Why Do We Need A Burma Policy?

That was my first thought when I read the title, "Burma: Time for a New Approach by Ralph A. Cossa," an article posted yesterday at The author, Ralph Cossa, describes U.S. policy toward Burma, or Myanmar -- whatever you want to call it -- as "one of total isolation and strict sanctions." He laments that our policy hasn't worked to bring democratic reform, and that the military junta is still firmly in charge. So what does he think we should we do? 

According to Cossa,

U.S. sanctions need to be more targeted against the government and its leaders and not against the people themselves...The bans on Burmese garments, agriculture and fishery products and restrictions on tourism should be lifted.

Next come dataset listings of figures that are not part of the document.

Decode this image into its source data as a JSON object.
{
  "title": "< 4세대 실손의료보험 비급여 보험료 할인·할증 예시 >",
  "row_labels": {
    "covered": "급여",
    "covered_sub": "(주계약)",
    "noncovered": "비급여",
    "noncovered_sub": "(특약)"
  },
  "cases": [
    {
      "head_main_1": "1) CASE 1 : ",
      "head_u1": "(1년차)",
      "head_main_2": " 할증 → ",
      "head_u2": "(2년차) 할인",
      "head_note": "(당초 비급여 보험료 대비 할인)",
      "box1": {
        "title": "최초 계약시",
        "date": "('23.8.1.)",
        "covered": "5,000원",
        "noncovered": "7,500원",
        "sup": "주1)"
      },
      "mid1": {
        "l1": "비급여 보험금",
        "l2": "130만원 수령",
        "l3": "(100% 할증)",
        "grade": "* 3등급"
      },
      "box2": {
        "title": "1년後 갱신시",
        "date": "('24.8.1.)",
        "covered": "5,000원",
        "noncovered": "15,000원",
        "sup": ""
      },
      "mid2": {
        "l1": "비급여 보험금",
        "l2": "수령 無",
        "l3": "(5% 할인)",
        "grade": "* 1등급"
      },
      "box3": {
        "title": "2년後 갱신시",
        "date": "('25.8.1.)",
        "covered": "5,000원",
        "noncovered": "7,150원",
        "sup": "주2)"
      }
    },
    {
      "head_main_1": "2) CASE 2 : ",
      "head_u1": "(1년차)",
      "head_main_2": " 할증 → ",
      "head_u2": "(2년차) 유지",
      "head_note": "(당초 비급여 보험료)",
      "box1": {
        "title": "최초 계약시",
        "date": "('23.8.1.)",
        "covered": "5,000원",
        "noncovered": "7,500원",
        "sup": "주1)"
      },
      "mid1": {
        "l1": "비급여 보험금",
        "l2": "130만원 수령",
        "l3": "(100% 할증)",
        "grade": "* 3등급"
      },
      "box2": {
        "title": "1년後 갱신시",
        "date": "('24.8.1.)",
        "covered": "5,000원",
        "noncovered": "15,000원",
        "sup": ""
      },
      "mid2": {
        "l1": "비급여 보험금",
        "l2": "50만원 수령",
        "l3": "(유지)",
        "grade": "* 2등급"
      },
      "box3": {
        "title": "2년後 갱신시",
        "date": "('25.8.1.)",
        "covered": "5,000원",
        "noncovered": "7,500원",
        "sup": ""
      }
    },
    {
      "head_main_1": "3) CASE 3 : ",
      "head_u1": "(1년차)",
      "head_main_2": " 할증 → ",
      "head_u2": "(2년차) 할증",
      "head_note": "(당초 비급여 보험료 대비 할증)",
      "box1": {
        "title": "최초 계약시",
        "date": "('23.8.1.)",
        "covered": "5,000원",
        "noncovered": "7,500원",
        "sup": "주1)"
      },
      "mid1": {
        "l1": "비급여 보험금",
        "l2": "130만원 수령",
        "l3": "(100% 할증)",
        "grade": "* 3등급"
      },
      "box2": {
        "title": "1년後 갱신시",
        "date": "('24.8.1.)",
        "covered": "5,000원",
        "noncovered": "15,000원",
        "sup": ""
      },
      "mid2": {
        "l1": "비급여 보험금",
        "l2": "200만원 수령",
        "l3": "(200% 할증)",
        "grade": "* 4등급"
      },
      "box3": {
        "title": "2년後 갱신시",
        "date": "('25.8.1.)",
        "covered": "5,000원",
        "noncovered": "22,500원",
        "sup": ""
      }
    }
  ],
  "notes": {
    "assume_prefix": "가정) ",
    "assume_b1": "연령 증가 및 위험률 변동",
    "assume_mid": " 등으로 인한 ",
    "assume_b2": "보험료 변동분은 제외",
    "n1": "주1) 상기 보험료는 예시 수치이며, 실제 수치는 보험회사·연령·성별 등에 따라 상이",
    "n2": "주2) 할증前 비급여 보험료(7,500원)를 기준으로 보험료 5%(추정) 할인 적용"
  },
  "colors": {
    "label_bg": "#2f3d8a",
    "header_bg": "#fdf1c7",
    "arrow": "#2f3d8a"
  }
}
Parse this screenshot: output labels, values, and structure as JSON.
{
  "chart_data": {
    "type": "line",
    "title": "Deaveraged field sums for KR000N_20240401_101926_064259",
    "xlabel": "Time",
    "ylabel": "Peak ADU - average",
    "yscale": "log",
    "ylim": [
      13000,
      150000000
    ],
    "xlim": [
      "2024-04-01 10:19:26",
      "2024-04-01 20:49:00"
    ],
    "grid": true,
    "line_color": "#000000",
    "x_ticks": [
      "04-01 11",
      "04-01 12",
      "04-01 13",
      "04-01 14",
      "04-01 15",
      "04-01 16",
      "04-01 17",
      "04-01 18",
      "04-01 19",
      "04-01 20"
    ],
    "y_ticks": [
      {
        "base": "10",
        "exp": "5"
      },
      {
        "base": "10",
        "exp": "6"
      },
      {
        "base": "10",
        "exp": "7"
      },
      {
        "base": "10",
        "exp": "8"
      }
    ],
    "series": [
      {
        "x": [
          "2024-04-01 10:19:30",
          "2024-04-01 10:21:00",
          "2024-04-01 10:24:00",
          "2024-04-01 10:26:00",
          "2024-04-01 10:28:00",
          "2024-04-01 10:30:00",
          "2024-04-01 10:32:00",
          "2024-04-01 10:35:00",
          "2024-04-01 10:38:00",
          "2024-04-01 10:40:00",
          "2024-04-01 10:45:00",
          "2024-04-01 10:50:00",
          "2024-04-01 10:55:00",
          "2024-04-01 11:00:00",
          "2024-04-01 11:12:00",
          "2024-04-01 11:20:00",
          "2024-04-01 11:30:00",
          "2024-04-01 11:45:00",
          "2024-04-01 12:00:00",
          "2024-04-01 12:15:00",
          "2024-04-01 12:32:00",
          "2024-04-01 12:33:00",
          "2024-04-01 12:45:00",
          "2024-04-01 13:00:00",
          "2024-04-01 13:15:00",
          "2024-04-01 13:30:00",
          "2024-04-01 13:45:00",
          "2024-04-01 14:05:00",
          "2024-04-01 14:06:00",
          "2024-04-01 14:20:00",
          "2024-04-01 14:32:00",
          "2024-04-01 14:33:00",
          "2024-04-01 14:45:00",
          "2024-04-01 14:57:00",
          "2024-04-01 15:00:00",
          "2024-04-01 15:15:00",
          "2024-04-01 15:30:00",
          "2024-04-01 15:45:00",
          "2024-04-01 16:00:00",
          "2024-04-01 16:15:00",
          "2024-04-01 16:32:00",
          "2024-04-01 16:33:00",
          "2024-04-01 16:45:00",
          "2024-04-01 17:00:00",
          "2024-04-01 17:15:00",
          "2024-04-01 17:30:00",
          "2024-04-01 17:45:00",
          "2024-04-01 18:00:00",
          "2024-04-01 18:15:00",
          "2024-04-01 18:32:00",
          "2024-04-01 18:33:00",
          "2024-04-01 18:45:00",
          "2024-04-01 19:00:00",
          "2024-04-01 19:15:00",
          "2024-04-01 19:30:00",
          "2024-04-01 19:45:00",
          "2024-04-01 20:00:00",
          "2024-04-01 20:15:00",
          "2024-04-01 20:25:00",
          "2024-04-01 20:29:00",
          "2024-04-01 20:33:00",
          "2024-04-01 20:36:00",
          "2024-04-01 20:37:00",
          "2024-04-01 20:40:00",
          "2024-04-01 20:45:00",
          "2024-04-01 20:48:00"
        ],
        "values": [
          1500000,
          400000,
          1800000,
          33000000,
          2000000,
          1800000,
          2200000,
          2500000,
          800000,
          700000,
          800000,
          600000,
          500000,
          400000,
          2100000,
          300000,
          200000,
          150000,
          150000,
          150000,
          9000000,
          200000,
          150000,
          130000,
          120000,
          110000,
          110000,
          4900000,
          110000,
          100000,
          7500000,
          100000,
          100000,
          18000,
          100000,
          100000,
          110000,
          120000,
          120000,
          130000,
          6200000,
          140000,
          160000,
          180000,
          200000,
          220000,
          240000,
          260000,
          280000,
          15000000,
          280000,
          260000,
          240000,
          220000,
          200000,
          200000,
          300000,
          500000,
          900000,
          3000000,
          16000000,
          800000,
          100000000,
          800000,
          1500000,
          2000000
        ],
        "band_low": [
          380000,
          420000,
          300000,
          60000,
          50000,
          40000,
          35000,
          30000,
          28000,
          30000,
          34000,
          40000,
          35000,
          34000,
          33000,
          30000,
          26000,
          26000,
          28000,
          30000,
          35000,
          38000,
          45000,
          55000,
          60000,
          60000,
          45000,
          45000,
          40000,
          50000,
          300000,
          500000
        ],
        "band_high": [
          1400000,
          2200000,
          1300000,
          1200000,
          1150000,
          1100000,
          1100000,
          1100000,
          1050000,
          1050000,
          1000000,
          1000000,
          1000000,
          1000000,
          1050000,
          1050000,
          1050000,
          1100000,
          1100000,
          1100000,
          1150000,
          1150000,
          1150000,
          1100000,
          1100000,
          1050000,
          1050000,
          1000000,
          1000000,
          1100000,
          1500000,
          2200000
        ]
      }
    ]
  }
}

Along with a reduction in sanctions he argues for greater diplomatic engagement with the junta, and more humanitarian aid.  I have no problem with removing sanctions on Burma. But the last thing we need right now is to get more involved in a situation that is none of our business, not to mention spending more money on aid. Why is it our problem what type of government rules Burma? Other than in World War Two, the country has never really been of strategic concern to the U.S. True, they grow many opium poppies. But we can't even stop opium production in a country, Afghanistan, where we have  large military presence, let alone in Burma. As long as it isn't hostile, and doesn't pose a threat to U.S. interests, how about we just deal with it like any other state?